Given the limitations of this study, the sample size was relatively small, which may not represent the entire population. The frequencies of genotypes between controls and cases were in HWE, indicating that the participant selection was random, and the study power reached 88.31% (two-sided test, α = 0.05), with a 14.65 OR for rs4382936-AA genotype. Secondly, our study only included Han Chinese. Since different ethnic groups have different genetic backgrounds, the impacts of the P2Y2R genetic variants could be disparate on other populations. Therefore, the findings of this Chinese population-based study may not be generalized to non-Chinese populations. Thirdly, it is still possible that there are functional mutations in the P2Y2R gene or in neighboring genes that are in LD with the P2Y2R rs4944832 polymorphism. Fourthly, other genes have been demonstrated to be associated with EH [8, 44]. Interactions can exist among P2Y2R and these genes. Thus, joint consideration of the gene-gene interaction may help us better realize the underlying genetic regulation of EH. Last but not least, a gender-specific effect of P2Y2R polymorphism on EH susceptibility has been shown in Japanese [34]. In this follow-up study, only women were involved into our analysis. Further study by involving the subjects of men may be helpful for clarifying whether there exists a gender-specific association between P2Y2R polymorphism and EH susceptibility in Chinese population.

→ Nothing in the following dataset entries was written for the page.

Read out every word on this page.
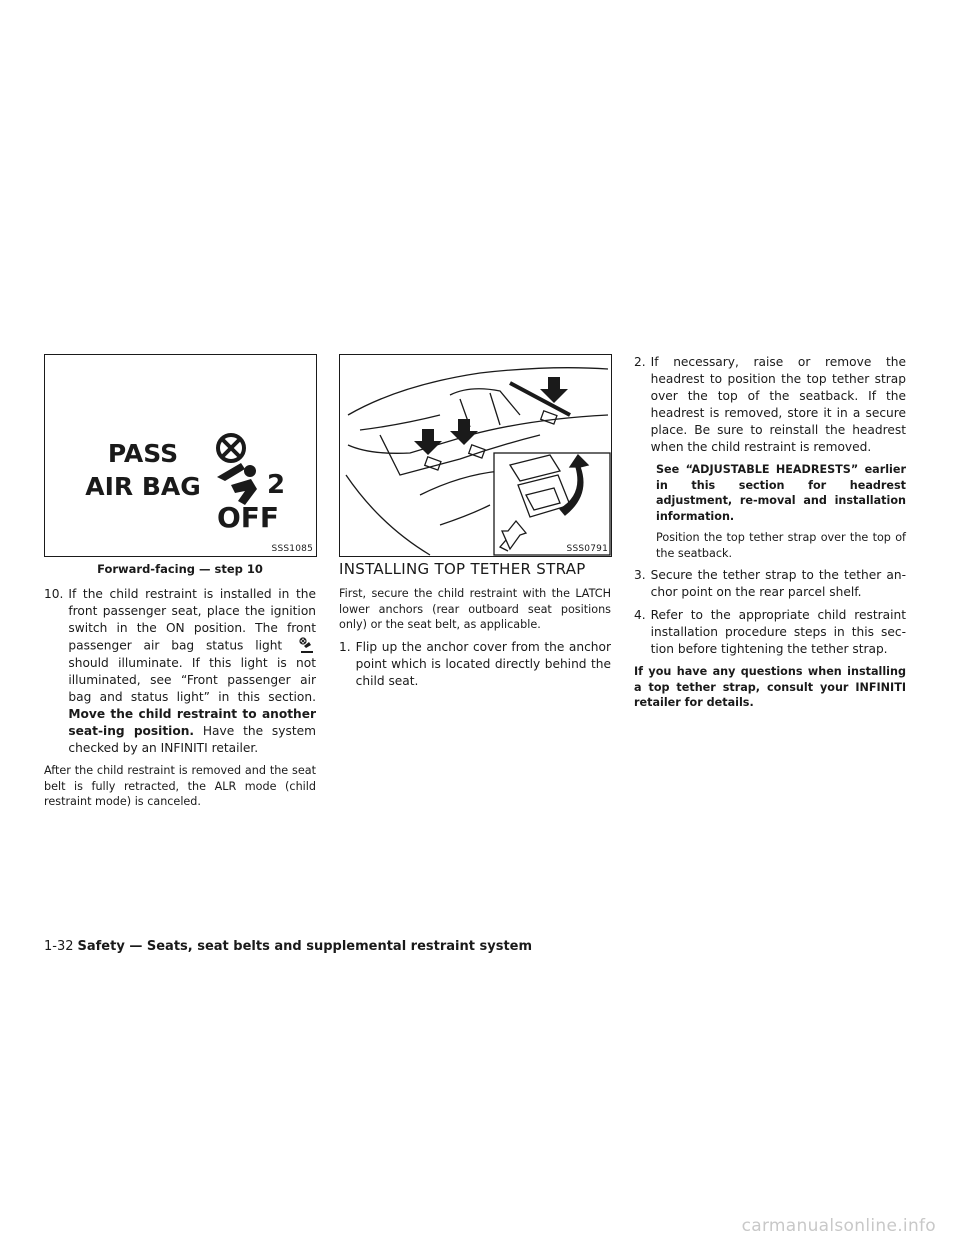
PASS
AIR BAG	2
OFF
SSS1085
Forward-facing — step 10
SSS0791
10. If the child restraint is installed in the front passenger seat, place the ignition switch in the ON position. The front passenger air bag status light  should illuminate. If this light is not illuminated, see “Front passenger air bag and status light” in this section. Move the child restraint to another seat-ing position. Have the system checked by an INFINITI retailer.

After the child restraint is removed and the seat belt is fully retracted, the ALR mode (child restraint mode) is canceled.

INSTALLING TOP TETHER STRAP

First, secure the child restraint with the LATCH lower anchors (rear outboard seat positions only) or the seat belt, as applicable.

1. Flip up the anchor cover from the anchor point which is located directly behind the child seat.
2. If necessary, raise or remove the headrest to position the top tether strap over the top of the seatback. If the headrest is removed, store it in a secure place. Be sure to reinstall the headrest when the child restraint is removed.

See “ADJUSTABLE HEADRESTS” earlier in this section for headrest adjustment, re-moval and installation information.

Position the top tether strap over the top of the seatback.

3. Secure the tether strap to the tether an-chor point on the rear parcel shelf.
4. Refer to the appropriate child restraint installation procedure steps in this sec-tion before tightening the tether strap.

If you have any questions when installing a top tether strap, consult your INFINITI retailer for details.

1-32 Safety — Seats, seat belts and supplemental restraint system
carmanualsonline.info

Together, our findings confirmed that rs4382936 and its estimated haplotypes of P2Y2R gene were correlated with EH susceptibility in a group of Chinese postmenopausal women. To support our results and pursue further research, more large-cohort-based studies involving different ethnic populations are needed in the future. Our results may provide new evidence for applying P2X2R genetic polymorphisms as useful markers in clinic screening or monitoring potential EH cases.